Spotlight: Oregon Wineries
Oregon State Wineries
Most of Oregon's 200 wineries are small, family-owned operations. Roughly three-quarters are in the Willamette Valley, an appealing destination to travelers because of its temperate climate and proximity to Portland, Oregon's largest city. With a large collection of wineries, quality restaurants, and gracious accommodations, the Willamette Valley offers a wide variety of amenities to visitors.
The Oregon wine region was born during the 1840s, when Italian and Swiss immigrants began planting wine grapes and bottling wine. Like so many wine regions, Oregon's wine industry was suppressed during Prohibition, only to emerge as a productive wine-growing region in the mid-1970s.
Today, Oregon's wineries are in the national and international limelight as premier producers of Pinot Noir, Chardonnay, Pinot Gris, Cabernet Sauvignon, Merlot, Riesling, Sauvignon Blanc, and many other varieties. Oregon wines, reflecting their generally cool growing regions, display bright, fresh fruit with an attractive crispness. They are rich, elegant, complex, and fruit-forward, wonderful accompaniments to a wide range of cuisines.

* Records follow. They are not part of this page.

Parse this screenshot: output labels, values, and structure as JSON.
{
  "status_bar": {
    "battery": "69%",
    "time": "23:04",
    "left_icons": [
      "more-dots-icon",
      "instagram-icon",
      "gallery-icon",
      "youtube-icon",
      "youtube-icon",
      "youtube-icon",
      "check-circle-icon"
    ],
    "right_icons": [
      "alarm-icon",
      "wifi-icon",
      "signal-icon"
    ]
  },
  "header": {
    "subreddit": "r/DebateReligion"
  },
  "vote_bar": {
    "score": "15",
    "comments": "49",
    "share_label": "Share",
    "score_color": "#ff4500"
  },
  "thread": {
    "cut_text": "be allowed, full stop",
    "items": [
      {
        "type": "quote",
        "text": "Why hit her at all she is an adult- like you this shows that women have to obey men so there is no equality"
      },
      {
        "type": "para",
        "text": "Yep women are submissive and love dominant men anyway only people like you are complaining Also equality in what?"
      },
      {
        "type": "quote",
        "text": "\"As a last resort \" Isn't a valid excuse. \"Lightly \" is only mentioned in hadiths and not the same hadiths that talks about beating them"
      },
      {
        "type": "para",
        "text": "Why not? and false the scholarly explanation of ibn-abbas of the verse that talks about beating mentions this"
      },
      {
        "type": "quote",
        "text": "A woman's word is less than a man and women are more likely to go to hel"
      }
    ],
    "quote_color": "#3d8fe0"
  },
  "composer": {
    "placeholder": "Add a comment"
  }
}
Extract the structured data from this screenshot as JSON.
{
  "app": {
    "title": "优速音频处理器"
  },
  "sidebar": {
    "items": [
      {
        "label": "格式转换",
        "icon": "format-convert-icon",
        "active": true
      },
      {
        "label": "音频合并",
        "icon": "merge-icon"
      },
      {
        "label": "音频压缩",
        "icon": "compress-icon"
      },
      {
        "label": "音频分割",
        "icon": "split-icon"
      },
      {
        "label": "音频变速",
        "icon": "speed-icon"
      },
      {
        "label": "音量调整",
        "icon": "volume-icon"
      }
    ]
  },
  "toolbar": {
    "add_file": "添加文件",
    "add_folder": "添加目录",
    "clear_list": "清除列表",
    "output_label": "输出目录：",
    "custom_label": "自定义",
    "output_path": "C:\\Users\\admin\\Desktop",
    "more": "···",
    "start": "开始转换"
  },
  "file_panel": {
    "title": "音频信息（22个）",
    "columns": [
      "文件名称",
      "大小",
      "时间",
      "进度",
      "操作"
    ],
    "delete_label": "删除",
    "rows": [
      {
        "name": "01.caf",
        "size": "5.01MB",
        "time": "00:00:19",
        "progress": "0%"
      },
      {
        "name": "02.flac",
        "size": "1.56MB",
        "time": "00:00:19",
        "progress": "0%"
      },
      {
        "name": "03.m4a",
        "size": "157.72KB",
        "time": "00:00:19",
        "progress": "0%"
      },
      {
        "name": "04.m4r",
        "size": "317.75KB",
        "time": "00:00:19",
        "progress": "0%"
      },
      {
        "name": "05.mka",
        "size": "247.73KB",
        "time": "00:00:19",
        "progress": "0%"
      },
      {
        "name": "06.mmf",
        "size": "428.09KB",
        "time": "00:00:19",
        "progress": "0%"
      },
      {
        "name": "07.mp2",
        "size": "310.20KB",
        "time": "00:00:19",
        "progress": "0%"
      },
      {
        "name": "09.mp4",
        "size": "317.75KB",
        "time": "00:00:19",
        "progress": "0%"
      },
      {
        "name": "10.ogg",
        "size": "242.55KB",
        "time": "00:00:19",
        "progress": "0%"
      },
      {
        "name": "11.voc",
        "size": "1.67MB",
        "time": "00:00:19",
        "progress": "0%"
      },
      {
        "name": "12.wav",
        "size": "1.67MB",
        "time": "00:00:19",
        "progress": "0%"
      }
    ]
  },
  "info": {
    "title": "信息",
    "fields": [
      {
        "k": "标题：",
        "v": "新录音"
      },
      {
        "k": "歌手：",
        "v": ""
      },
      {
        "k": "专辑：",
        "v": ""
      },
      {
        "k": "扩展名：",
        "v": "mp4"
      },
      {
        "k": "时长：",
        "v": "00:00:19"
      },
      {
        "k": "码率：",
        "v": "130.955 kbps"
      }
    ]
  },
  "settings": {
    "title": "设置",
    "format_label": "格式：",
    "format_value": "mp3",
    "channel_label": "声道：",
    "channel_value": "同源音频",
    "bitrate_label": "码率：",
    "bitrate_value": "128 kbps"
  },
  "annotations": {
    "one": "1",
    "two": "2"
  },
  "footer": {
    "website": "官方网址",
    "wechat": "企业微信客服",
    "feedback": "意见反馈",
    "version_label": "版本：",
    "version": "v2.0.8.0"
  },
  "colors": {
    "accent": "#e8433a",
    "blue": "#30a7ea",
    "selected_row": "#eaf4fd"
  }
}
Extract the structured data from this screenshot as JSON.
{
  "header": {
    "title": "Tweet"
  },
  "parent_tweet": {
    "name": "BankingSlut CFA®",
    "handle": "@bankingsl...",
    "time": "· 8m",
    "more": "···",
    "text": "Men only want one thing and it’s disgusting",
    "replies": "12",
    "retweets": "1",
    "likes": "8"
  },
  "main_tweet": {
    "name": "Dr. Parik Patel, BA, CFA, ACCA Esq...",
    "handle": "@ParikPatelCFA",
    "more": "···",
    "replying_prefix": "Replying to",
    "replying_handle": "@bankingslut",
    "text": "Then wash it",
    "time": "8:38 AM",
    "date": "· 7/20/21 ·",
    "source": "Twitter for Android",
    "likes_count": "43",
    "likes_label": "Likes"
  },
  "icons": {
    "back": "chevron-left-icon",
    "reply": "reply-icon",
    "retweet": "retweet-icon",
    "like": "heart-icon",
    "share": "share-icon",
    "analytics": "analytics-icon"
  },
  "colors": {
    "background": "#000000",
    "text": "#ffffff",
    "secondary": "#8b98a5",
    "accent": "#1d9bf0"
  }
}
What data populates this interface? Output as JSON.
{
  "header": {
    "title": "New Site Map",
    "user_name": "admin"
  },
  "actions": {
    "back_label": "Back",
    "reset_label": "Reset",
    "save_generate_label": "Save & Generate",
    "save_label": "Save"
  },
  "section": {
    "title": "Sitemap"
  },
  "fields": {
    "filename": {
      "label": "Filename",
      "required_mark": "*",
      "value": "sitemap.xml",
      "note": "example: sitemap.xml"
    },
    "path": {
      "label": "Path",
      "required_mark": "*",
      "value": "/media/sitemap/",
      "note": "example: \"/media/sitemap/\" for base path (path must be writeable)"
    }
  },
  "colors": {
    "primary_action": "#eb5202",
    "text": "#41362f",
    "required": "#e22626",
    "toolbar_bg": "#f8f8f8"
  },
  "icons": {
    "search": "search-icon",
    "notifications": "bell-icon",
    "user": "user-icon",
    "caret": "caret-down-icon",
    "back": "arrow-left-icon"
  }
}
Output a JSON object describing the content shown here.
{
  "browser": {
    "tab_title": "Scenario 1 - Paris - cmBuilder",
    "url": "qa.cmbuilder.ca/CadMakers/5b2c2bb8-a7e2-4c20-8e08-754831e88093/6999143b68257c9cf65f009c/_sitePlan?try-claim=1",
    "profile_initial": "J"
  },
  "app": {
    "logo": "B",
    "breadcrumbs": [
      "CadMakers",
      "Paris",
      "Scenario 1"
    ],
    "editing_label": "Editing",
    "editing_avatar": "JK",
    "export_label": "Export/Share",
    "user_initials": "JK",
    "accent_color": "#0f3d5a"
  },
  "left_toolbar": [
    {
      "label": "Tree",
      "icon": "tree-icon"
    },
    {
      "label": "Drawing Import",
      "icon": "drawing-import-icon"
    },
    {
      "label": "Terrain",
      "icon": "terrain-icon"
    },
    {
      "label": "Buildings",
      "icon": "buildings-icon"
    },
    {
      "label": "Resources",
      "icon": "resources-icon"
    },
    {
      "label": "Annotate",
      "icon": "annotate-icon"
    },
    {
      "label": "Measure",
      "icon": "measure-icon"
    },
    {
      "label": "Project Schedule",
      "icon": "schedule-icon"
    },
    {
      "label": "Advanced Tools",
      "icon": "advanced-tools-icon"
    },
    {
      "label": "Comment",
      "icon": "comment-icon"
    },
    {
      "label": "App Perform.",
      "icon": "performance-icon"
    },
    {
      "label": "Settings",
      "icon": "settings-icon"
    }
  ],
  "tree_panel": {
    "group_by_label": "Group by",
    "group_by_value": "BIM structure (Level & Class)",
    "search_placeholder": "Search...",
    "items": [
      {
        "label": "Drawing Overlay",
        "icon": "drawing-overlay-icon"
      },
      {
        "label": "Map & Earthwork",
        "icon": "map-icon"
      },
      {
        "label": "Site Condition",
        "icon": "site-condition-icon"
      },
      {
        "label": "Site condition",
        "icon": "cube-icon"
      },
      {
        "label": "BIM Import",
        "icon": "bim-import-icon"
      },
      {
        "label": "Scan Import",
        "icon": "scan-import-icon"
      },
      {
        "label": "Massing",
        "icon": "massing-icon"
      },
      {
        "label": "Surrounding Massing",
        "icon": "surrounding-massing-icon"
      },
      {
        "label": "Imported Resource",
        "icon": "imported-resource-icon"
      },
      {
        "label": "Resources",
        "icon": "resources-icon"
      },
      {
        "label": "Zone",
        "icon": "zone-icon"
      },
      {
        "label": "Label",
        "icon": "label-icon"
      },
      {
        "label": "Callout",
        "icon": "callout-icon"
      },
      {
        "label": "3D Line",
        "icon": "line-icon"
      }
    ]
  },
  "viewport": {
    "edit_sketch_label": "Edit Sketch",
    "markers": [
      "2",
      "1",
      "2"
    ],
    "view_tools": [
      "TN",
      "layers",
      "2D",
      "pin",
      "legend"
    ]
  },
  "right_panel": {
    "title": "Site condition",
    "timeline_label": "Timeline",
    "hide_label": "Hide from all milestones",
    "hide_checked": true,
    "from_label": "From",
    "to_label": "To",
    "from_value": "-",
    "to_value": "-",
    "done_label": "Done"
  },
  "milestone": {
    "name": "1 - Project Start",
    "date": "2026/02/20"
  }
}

From natural wonders to kid-friendly museums and zoos, Oregon boasts numerous attractions that will interest the whole family. Multnomah Falls, in the Columbia River Gorge area of eastern Oregon, is the second highest year-round waterfall in the United States, falling 620 feet from its origin on Larch Mountain into a roiling pool. In winter, this fountain of spray freezes into a majestic ice tower, a sight to behold.
The magnificent Crater Lake National Park in southern Oregon offers even more diverse attractions, including canoeing, hiking, biking, and horseback-riding. The lake itself is a stunning sight, shimmering in the bowl of a six-mile wide caldera formed by the eruption of Mt. Mazama nearly 7,000 years ago. Southern Oregon also offers great river rafting, fishing and camping.
For a glimpse of both local and exotic wildlife, head to the Oregon Zoo in Portland. Established over 100 years ago, the zoo hosts 1,029 animals from 200 species. Also in Portland, the Children's Museum provides innovative, hands-on exhibits to delight all ages.
Of course, for the wine-loving adults in the family, a big attraction is Oregon's many wineries, most offering tastings and tours of their facilities and vineyards. A visit to an Oregon winery is always a treat!